Distúrbio faz mulher ferir própria pele todos os dias
Foto: Reprodução
Através de terapia, uma mulher canadense conseguiu se livrar de uma compulsão que a fazia abrir buracos na própria pele, por oito horas diárias, há anos. As feridas eram abertas nas pernas, braços, peitos e até mesmo no rosto.
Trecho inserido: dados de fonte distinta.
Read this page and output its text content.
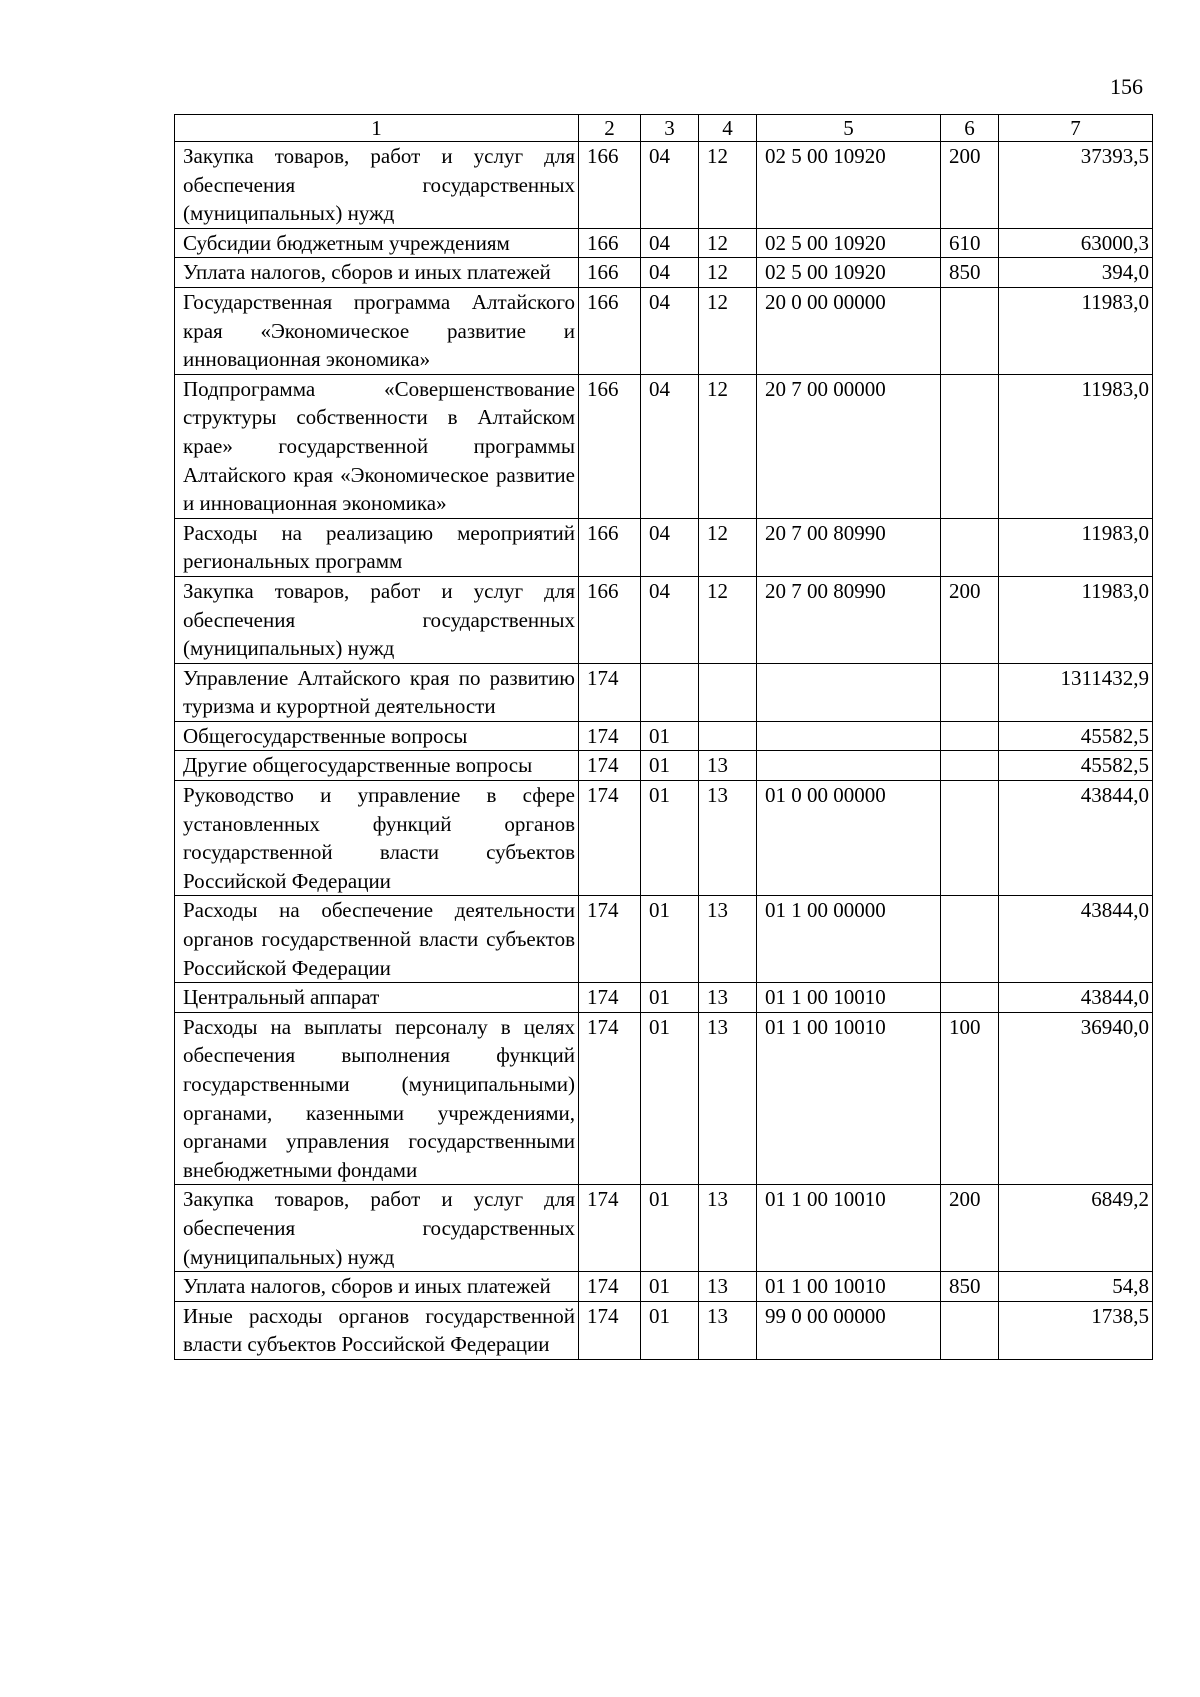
156
1	2	3	4	5	6	7
Закупка товаров, работ и услуг для обеспечения государственных (муниципальных) нужд	166	04	12	02 5 00 10920	200	37393,5
Субсидии бюджетным учреждениям	166	04	12	02 5 00 10920	610	63000,3
Уплата налогов, сборов и иных платежей	166	04	12	02 5 00 10920	850	394,0
Государственная программа Алтайского края «Экономическое развитие и инновационная экономика»	166	04	12	20 0 00 00000		11983,0
Подпрограмма «Совершенствование структуры собственности в Алтайском крае» государственной программы Алтайского края «Экономическое развитие и инновационная экономика»	166	04	12	20 7 00 00000		11983,0
Расходы на реализацию мероприятий региональных программ	166	04	12	20 7 00 80990		11983,0
Закупка товаров, работ и услуг для обеспечения государственных (муниципальных) нужд	166	04	12	20 7 00 80990	200	11983,0
Управление Алтайского края по развитию туризма и курортной деятельности	174					1311432,9
Общегосударственные вопросы	174	01				45582,5
Другие общегосударственные вопросы	174	01	13			45582,5
Руководство и управление в сфере установленных функций органов государственной власти субъектов Российской Федерации	174	01	13	01 0 00 00000		43844,0
Расходы на обеспечение деятельности органов государственной власти субъектов Российской Федерации	174	01	13	01 1 00 00000		43844,0
Центральный аппарат	174	01	13	01 1 00 10010		43844,0
Расходы на выплаты персоналу в целях обеспечения выполнения функций государственными (муниципальными) органами, казенными учреждениями, органами управления государственными внебюджетными фондами	174	01	13	01 1 00 10010	100	36940,0
Закупка товаров, работ и услуг для обеспечения государственных (муниципальных) нужд	174	01	13	01 1 00 10010	200	6849,2
Уплата налогов, сборов и иных платежей	174	01	13	01 1 00 10010	850	54,8
Иные расходы органов государственной власти субъектов Российской Федерации	174	01	13	99 0 00 00000		1738,5
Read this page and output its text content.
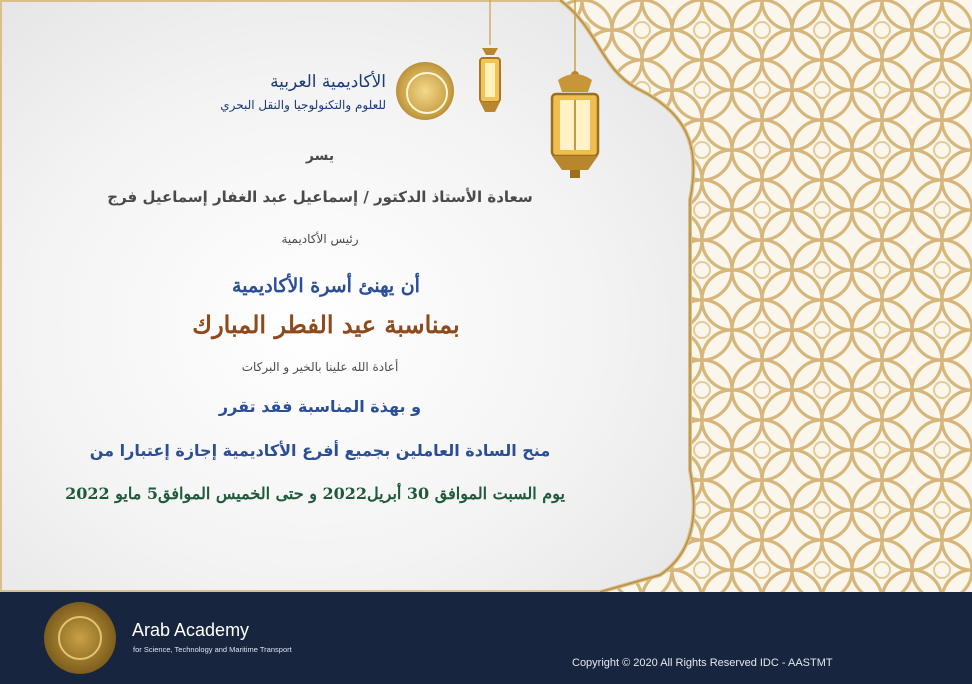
الأكاديمية العربية
للعلوم والتكنولوجيا والنقل البحري
يسر
سعادة الأستاذ الدكتور / إسماعيل عبد الغفار إسماعيل فرج
رئيس الأكاديمية
أن يهنئ أسرة الأكاديمية
بمناسبة عيد الفطر المبارك
أعادة الله علينا بالخير و البركات
و بهذة المناسبة فقد تقرر
منح السادة العاملين بجميع أفرع الأكاديمية إجازة إعتبارا من
يوم السبت الموافق 30 أبريل2022 و حتى الخميس الموافق5 مايو 2022
Arab Academy
for Science, Technology and Maritime Transport
Copyright © 2020 All Rights Reserved IDC - AASTMT
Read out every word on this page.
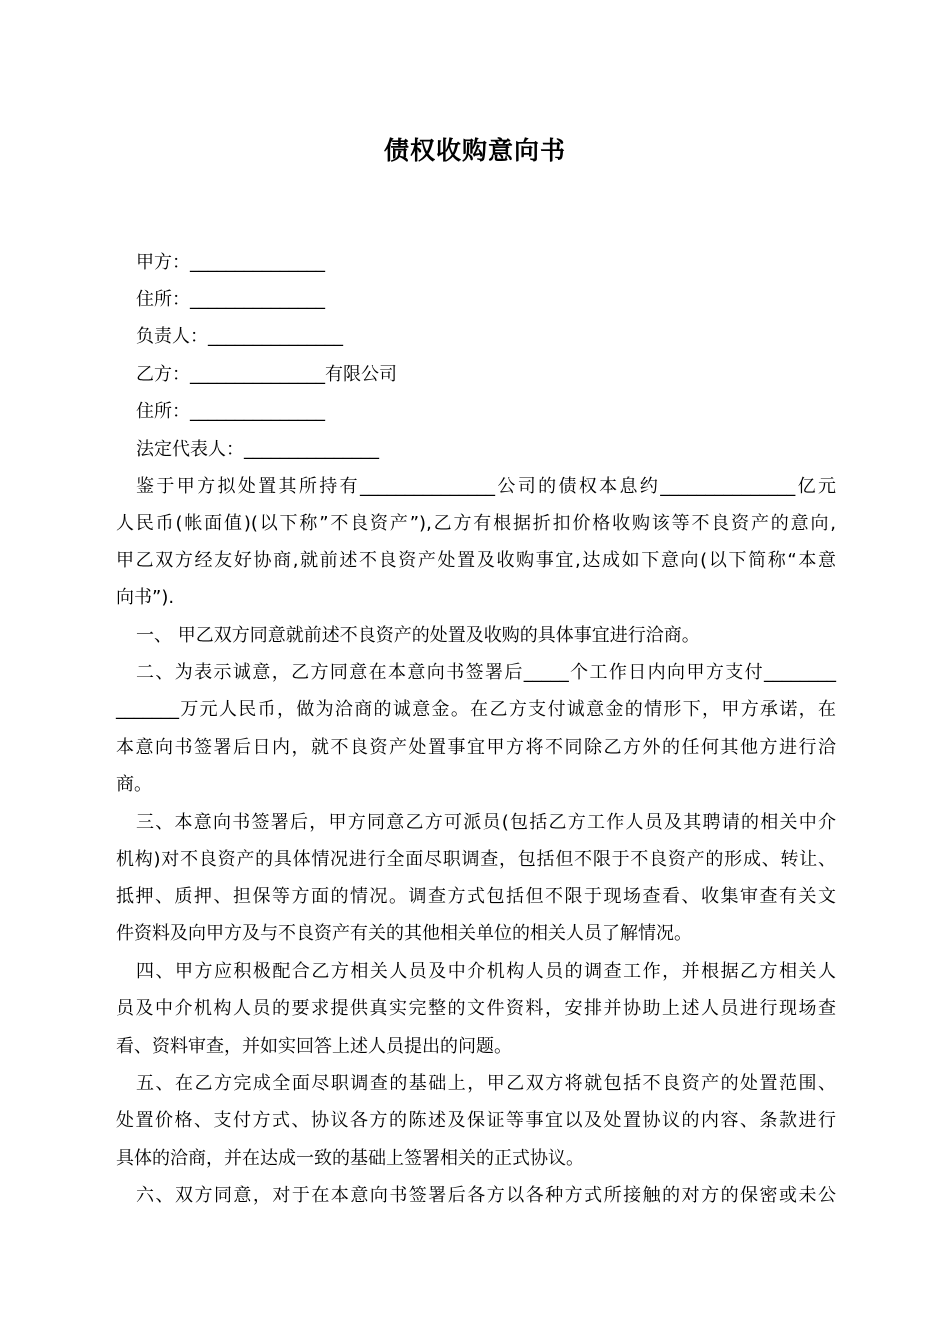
债权收购意向书
甲方：_______________
住所：_______________
负责人：_______________
乙方：_______________有限公司
住所：_______________
法定代表人：_______________
鉴于甲方拟处置其所持有_______________公司的债权本息约_______________亿元
人民币(帐面值)(以下称”不良资产”),乙方有根据折扣价格收购该等不良资产的意向,
甲乙双方经友好协商,就前述不良资产处置及收购事宜,达成如下意向(以下简称“本意
向书”).
一、 甲乙双方同意就前述不良资产的处置及收购的具体事宜进行洽商。
二、为表示诚意，乙方同意在本意向书签署后_____个工作日内向甲方支付________
_______万元人民币，做为洽商的诚意金。在乙方支付诚意金的情形下，甲方承诺，在
本意向书签署后日内，就不良资产处置事宜甲方将不同除乙方外的任何其他方进行洽
商。
三、本意向书签署后，甲方同意乙方可派员(包括乙方工作人员及其聘请的相关中介
机构)对不良资产的具体情况进行全面尽职调查，包括但不限于不良资产的形成、转让、
抵押、质押、担保等方面的情况。调查方式包括但不限于现场查看、收集审查有关文
件资料及向甲方及与不良资产有关的其他相关单位的相关人员了解情况。
四、甲方应积极配合乙方相关人员及中介机构人员的调查工作，并根据乙方相关人
员及中介机构人员的要求提供真实完整的文件资料，安排并协助上述人员进行现场查
看、资料审查，并如实回答上述人员提出的问题。
五、在乙方完成全面尽职调查的基础上，甲乙双方将就包括不良资产的处置范围、
处置价格、支付方式、协议各方的陈述及保证等事宜以及处置协议的内容、条款进行
具体的洽商，并在达成一致的基础上签署相关的正式协议。
六、双方同意，对于在本意向书签署后各方以各种方式所接触的对方的保密或未公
Angela Hartlin foi diagnosticada com dermatotilexomania, um distúrbio que produz um impulso incontrolável de espremer, arranhar e machucar a pele. O problema levou Angela, de 29 anos, a desenvolver um quadro de depressão, e chegou a pensar em acabar com a própria vida. Os médicos afirmavam que ela jamais se livraria do problema. A canadense chegou a largar a faculdade e passou a se esconder em casa, como medo de ser vista em público. Ela dizia ser uma prisioneira em sua própria casa. Foi através da terapia que ela conseguiu se recuperar e sua pele está curada. “Eu cutucava minha pele por oito horas, todos os dias. Eu odiava minha aparência depois, mas havia uma espécie de alívio quando eu fazia aquilo. Era muito automático, mas eu não entendia o por quê de me machucar. Eu dizia a mim mesmo que eu devia ser louca. Durante a minha adolescência, eu era muito fechada. Nunca contei nada a ninguém, e fingia que eram marcas de acne. Nas aulas de educação física, eu só me trocava no banheiro, nunca tomava banho na frente de ninguém. Escondia minhas pernas, e nunca namorei”, relata. Aos 18 anos, ela tentou se matar. “Eu estava na faculdade, e me sentia muito isolada, convivendo com este distúrbio e sem conseguir suportar minha própria imagem. Os médicos disseram que eu não encontraria nunca a cura, e que teria que viver daquele jeito para sempre”. De acordo com Daily Mail, logo após, ela se submeteu a um tratamento psiquiátrico intenso, que durou 12 semanas. Ela usou diferentes técnicas para bloquear a mania. Apesar da melhora, ela diz que tem dias que sente o impulso em se cutucar. “Gostaria apenas que as pessoas soubessem que, se têm algo como eu, não estão sozinhas no mundo, e há meios de buscar ajuda. Vir a público contar a minha história tirou um enorme peso dos meus ombros. Agora sei que não preciso esconder esta parte de mim”, disse Angela.